Im vergangenen Jahr hatte der Maklerpool Jung, DMS & Cie. eine erste Kooperation im Sparkassensegment festgezurrt. Damals war die s mobile Versicherungsmakler GmbH, ein Unternehmen der Sparkasse Bremen Gruppe, an die Technik aus dem Hause des Pools angeschlossen worden. Dadurch sollten die Bestände über die Plattform des Pools abgewickelt werden. Im Rahmen der Partnerschaft solle die Sparkassen-Tochter die App "allesmeins" aus dem Hause des Maklerpools nutzen können. Dies solle in Form einer White-Label-Lösung geschehen.

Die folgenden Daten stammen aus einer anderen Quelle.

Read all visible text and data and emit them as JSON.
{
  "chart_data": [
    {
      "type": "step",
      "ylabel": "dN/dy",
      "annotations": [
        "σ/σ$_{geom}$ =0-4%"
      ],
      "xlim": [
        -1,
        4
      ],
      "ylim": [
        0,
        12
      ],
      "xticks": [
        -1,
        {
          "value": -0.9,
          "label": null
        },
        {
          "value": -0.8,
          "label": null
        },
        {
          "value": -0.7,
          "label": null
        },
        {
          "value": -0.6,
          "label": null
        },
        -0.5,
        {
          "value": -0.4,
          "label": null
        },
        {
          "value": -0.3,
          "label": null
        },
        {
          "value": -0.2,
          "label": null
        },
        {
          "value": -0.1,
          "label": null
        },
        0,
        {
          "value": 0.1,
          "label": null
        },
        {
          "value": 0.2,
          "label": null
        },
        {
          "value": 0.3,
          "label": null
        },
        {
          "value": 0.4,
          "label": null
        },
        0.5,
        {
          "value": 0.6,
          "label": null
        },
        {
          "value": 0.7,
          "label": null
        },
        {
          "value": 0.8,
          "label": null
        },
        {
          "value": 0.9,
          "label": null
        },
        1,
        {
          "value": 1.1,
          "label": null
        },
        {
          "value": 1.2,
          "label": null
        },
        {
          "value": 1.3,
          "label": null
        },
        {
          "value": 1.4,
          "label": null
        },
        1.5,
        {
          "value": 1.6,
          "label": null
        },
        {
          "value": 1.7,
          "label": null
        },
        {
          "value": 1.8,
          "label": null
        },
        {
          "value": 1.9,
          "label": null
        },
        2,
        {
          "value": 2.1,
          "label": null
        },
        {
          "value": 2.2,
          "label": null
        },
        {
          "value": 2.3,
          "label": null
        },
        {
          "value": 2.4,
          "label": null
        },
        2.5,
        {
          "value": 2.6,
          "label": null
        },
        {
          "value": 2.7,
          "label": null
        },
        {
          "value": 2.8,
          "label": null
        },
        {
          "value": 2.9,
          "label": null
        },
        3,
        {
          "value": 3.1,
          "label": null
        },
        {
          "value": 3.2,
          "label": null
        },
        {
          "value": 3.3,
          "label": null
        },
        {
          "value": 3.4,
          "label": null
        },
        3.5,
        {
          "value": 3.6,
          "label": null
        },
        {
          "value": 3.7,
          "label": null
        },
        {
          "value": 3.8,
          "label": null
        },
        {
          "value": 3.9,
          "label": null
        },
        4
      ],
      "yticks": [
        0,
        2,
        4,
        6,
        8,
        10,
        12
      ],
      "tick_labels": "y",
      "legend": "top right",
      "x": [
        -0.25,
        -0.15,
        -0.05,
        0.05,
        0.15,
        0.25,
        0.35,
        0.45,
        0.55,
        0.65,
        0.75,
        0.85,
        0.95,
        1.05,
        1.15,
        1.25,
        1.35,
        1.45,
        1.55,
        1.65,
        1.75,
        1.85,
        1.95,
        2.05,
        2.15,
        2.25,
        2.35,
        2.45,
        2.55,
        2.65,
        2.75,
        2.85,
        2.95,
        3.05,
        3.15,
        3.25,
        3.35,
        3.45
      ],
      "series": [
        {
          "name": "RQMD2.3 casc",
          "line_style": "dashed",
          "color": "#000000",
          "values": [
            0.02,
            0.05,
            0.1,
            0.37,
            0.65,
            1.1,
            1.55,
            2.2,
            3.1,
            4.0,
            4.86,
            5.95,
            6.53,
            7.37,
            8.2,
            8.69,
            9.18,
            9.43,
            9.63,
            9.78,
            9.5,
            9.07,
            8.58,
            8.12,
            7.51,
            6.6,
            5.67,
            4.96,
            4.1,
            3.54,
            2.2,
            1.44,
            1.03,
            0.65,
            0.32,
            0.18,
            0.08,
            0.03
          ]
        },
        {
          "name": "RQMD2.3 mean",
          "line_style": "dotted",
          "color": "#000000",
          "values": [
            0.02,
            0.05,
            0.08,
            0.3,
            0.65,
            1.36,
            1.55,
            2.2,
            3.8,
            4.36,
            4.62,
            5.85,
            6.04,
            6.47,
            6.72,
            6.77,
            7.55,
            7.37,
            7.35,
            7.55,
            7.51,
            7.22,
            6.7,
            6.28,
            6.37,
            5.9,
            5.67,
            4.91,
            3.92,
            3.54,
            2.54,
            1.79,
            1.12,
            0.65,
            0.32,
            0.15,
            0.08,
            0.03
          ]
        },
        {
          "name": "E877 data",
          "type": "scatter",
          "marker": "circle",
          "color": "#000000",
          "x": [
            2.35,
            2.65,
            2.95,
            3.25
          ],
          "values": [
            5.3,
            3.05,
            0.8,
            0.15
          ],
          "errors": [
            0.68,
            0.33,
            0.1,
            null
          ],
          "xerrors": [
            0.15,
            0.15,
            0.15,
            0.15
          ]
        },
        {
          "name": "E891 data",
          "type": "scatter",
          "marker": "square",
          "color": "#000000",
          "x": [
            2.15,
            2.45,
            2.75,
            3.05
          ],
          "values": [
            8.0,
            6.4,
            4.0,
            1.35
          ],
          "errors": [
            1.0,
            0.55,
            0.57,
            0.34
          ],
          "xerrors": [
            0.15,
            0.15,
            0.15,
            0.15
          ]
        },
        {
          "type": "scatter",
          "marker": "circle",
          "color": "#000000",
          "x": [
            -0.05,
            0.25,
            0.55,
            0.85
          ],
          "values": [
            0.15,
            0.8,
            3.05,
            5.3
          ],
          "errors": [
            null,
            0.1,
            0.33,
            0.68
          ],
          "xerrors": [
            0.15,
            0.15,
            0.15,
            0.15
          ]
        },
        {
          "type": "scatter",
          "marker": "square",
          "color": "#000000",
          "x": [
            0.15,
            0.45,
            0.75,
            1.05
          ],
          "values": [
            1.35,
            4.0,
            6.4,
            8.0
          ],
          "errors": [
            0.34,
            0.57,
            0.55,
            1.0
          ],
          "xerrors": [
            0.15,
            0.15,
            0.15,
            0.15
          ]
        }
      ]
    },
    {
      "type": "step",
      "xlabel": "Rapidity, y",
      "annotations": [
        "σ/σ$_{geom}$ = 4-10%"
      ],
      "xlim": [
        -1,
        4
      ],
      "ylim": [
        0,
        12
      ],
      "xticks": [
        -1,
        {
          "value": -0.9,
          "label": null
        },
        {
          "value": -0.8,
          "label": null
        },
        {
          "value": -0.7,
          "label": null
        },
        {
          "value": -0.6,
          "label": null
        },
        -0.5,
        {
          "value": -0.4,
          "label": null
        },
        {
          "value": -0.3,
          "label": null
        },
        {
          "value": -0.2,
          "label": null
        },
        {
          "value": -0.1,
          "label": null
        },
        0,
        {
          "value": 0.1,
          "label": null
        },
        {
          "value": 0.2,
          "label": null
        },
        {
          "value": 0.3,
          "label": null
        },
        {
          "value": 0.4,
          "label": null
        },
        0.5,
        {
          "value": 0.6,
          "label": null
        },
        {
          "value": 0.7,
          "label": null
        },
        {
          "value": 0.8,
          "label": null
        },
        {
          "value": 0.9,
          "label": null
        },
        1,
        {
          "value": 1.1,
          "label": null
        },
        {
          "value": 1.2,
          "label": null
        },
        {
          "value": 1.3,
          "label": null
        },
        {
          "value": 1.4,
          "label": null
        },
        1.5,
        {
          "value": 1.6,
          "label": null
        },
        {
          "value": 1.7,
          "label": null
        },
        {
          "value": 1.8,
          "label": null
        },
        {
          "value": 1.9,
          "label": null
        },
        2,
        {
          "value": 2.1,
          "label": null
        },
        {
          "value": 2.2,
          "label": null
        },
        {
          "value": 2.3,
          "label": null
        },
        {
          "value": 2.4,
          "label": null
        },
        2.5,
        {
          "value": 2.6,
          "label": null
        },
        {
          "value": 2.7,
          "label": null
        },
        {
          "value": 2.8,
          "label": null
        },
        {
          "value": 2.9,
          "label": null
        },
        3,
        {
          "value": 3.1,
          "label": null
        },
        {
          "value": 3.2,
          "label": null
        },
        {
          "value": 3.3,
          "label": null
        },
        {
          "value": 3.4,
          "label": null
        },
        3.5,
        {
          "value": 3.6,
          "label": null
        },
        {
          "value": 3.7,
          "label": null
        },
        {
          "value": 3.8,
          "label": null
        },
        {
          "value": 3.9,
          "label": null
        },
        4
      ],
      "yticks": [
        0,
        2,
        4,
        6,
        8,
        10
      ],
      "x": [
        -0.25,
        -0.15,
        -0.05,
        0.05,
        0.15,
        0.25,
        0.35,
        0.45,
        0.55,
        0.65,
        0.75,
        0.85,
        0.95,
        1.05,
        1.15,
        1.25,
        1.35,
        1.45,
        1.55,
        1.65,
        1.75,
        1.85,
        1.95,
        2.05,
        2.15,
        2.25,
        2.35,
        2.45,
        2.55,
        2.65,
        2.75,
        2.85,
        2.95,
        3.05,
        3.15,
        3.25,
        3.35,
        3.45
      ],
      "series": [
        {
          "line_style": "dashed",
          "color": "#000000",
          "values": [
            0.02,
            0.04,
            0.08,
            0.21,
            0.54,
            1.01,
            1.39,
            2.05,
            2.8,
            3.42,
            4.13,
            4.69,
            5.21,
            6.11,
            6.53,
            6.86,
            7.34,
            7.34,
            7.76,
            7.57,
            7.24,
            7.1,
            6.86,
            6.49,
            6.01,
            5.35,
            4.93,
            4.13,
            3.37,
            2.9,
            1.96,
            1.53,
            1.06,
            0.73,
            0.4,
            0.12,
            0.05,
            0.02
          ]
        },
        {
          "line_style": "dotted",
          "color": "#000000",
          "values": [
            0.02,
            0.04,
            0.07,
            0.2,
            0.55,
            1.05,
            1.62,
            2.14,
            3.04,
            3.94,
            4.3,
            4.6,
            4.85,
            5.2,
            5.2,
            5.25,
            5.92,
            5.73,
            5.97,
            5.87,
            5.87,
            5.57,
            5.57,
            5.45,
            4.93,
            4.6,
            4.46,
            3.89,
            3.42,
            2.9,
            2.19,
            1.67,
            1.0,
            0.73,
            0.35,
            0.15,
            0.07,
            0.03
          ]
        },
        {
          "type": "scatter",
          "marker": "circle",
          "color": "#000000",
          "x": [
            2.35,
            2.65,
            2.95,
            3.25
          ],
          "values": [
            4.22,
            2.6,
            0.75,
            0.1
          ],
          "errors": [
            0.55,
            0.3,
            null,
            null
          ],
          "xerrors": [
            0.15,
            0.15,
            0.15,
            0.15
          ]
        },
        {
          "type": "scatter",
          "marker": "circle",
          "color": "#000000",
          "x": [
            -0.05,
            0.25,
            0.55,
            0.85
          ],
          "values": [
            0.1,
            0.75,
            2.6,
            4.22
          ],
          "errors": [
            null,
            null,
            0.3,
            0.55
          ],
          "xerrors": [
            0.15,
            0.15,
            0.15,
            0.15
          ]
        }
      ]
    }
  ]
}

Im Februar 2021 zog der Wiesbadener Finanzkonzern einen weiteren dicken Fisch an Land. Der Provinzial Konzern wollte sein Versicherungsgeschäft der Sparkassen im Privatkundenbereich neu aufstellen. Den Kunden sollen im Rahmen der Zusammenarbeit Versicherungsprodukte außerhalb des Provinzial Produktangebots verkauft werden. Dies solle über den S-Versicherungsmanager und die JDC Plattform geschehen. Allerdings sei die Zusammenarbeit auf die rund 100 Sparkassen im Geschäftsgebiet der Provinzial beschränkt.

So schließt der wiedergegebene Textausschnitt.